Wenn jemand wie Murdoch über "Möglichkeiten" spricht, dauert es oft nicht lange, bis es zu Übernahmen kommt. Und siehe da: Erst vor wenigen Tagen hat Murdochs NewsCorporation den Kauf des Radioanbieters Wireless Group für 220 Millionen Pfund bekannt gegeben. Einige Medien spekulieren bereits, dass Murdoch die niedrigen Börsenkurse, die das Ergebnis des Referendums sind, dazu nutzen könnte, sein Imperium auszubauen. So könnte er die Mehrheit am Pay-TV-Anbieter Sky übernehmen, von dem ihm derzeit nur 39 Prozent gehören.

Die Queen war "not amused"

Normalerweise hält sich Murdoch mit seinen erzkonservativen Ansichten persönlich nur selten zurück. Donald Trumps Kandidatur für das Amt des US-Präsidenten etwa unterstützt er offen. Doch im Vorfeld des Referendums war es auf Murdochs Twitter-Konto erstaunlich ruhig. Dafür hat sich sein Boulevardblatt The Sun (Auflage: rund 1,7 Millionen) deutlich für den Brexit ausgesprochen. Bereits im März fing sich das Revolverblatt eine Rüge der Medienaufsicht wegen der – quer über die Titelseite herausposaunten – Behauptung ein, die Queen unterstütze den Brexit.

Zu Recht: Die reißerische Titelgeschichte basierte auf einer angeblichen Äußerung der Monarchin aus dem Jahr 2011. Im gesamten Text fand sich kein einziger Beleg dafür. Die Queen war not amused und der Palast legte erfolgreich Beschwerde ein.

Am 23. Juni, dem Tag des Referendums, titelte die Sun: "Independence Day: Sie können heute Großbritannien aus den Klauen der EU befreien". Das Titelbild – die Zeichnung einer Erdkugel, über der (seltsamer Weise im Norden) die Sonne aufgeht – erinnerte stark an das Plakat des gleichnamigen Hollywood-Films. Dessen zweiter Teil lief nur einen Tag später an. Was die Zeitung verschwieg: In Independence Day 2: Wiederkehr wird London bei der Landung eines gigantischen Alien-Raumschiffs vollkommen zerstört.

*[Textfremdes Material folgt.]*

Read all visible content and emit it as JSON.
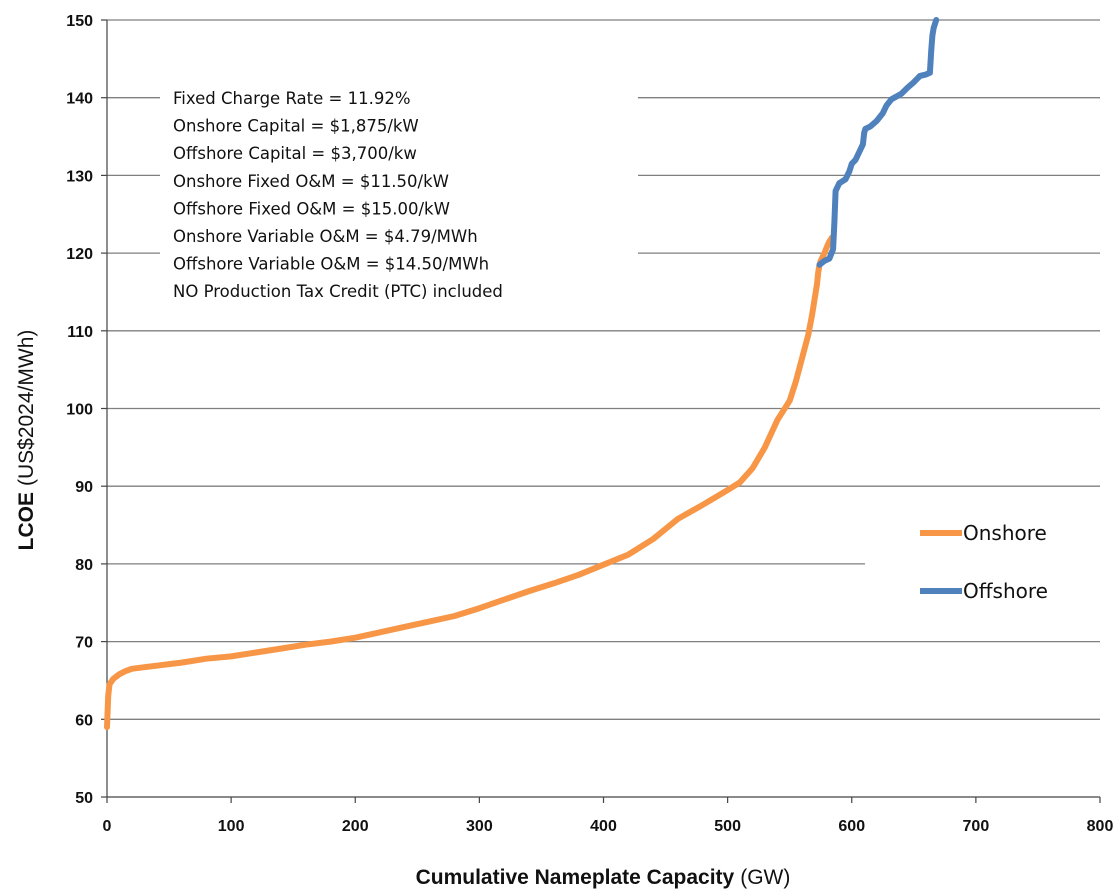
{
  "chart_data": {
    "type": "line",
    "xlabel_bold": "Cumulative Nameplate Capacity",
    "xlabel_unit": "(GW)",
    "ylabel_bold": "LCOE",
    "ylabel_unit": "(US$2024/MWh)",
    "xlim": [
      0,
      800
    ],
    "ylim": [
      50,
      150
    ],
    "x_ticks": [
      0,
      100,
      200,
      300,
      400,
      500,
      600,
      700,
      800
    ],
    "y_ticks": [
      50,
      60,
      70,
      80,
      90,
      100,
      110,
      120,
      130,
      140,
      150
    ],
    "grid": "horizontal",
    "legend_position": "right",
    "annotations": [
      "Fixed Charge Rate = 11.92%",
      "Onshore Capital = $1,875/kW",
      "Offshore Capital = $3,700/kw",
      "Onshore Fixed O&M = $11.50/kW",
      "Offshore Fixed O&M = $15.00/kW",
      "Onshore Variable O&M  = $4.79/MWh",
      "Offshore Variable O&M = $14.50/MWh",
      "NO Production Tax Credit (PTC) included"
    ],
    "series": [
      {
        "name": "Onshore",
        "color": "#F79646",
        "x": [
          0,
          0.5,
          1,
          2,
          5,
          10,
          15,
          20,
          30,
          40,
          50,
          60,
          80,
          100,
          120,
          140,
          160,
          180,
          200,
          220,
          240,
          260,
          280,
          300,
          320,
          340,
          360,
          380,
          400,
          420,
          440,
          460,
          480,
          500,
          510,
          520,
          530,
          540,
          550,
          555,
          560,
          565,
          568,
          570,
          572,
          573,
          574,
          575,
          578,
          580,
          582,
          584
        ],
        "y": [
          59,
          61,
          63,
          64.5,
          65.2,
          65.8,
          66.2,
          66.5,
          66.7,
          66.9,
          67.1,
          67.3,
          67.8,
          68.1,
          68.6,
          69.1,
          69.6,
          70.0,
          70.5,
          71.2,
          71.9,
          72.6,
          73.3,
          74.3,
          75.4,
          76.5,
          77.5,
          78.6,
          79.9,
          81.2,
          83.2,
          85.8,
          87.6,
          89.5,
          90.5,
          92.3,
          95.0,
          98.5,
          101.0,
          103.5,
          106.5,
          109.5,
          112.0,
          114.0,
          116.0,
          117.5,
          118.5,
          119.0,
          120.0,
          120.8,
          121.5,
          122.0
        ]
      },
      {
        "name": "Offshore",
        "color": "#4F81BD",
        "x": [
          574,
          578,
          582,
          585,
          586,
          587,
          590,
          595,
          598,
          600,
          603,
          606,
          609,
          610,
          611,
          615,
          620,
          625,
          628,
          632,
          640,
          645,
          650,
          655,
          660,
          663,
          664,
          665,
          666,
          668
        ],
        "y": [
          118.5,
          119.0,
          119.3,
          120.5,
          124.0,
          128.0,
          129.0,
          129.5,
          130.5,
          131.5,
          132.0,
          133.0,
          134.0,
          135.5,
          136.0,
          136.3,
          137.0,
          138.0,
          139.0,
          139.8,
          140.5,
          141.3,
          142.0,
          142.8,
          143.0,
          143.2,
          146.0,
          148.0,
          149.0,
          150.0
        ]
      }
    ]
  }
}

Doch nicht nur die Sun hat einseitig und zugunsten eines Brexit berichtet. Bereits einen Monat vor dem Referendum kam das Reuters Institute for the Study of Journalism der Universität Oxford in einer Studie zu dem Schluss, dass die Zeitungen des Landes schon früh auffällig stark zugunsten eines Brexit berichtet haben.

Von 928 untersuchten Artikeln aus den ersten beiden Monaten, nachdem Premierminister David Cameron im Februar das Referendum ausgerufen hat, sprachen sich demnach 45 Prozent für ein Verlassen der EU aus, nur 27 Prozent riefen zum Verbleib auf. 19 Prozent wurden als "gemischt oder unentschlossen" eingestuft, in nur neun Prozent nahmen die Autoren keine Haltung ein. Die Boulevardblätter Sun und der Labour-nahe Daily Mirror konzentrierten sich dabei auf Fragen der Souveränität (und da auf Themen wie Einwanderung), während sich die großformatigen Zeitungen – etwa der Guardian, die Times und der Daily Telegraph – überwiegend mit den wirtschaftlichen Folgen befassten.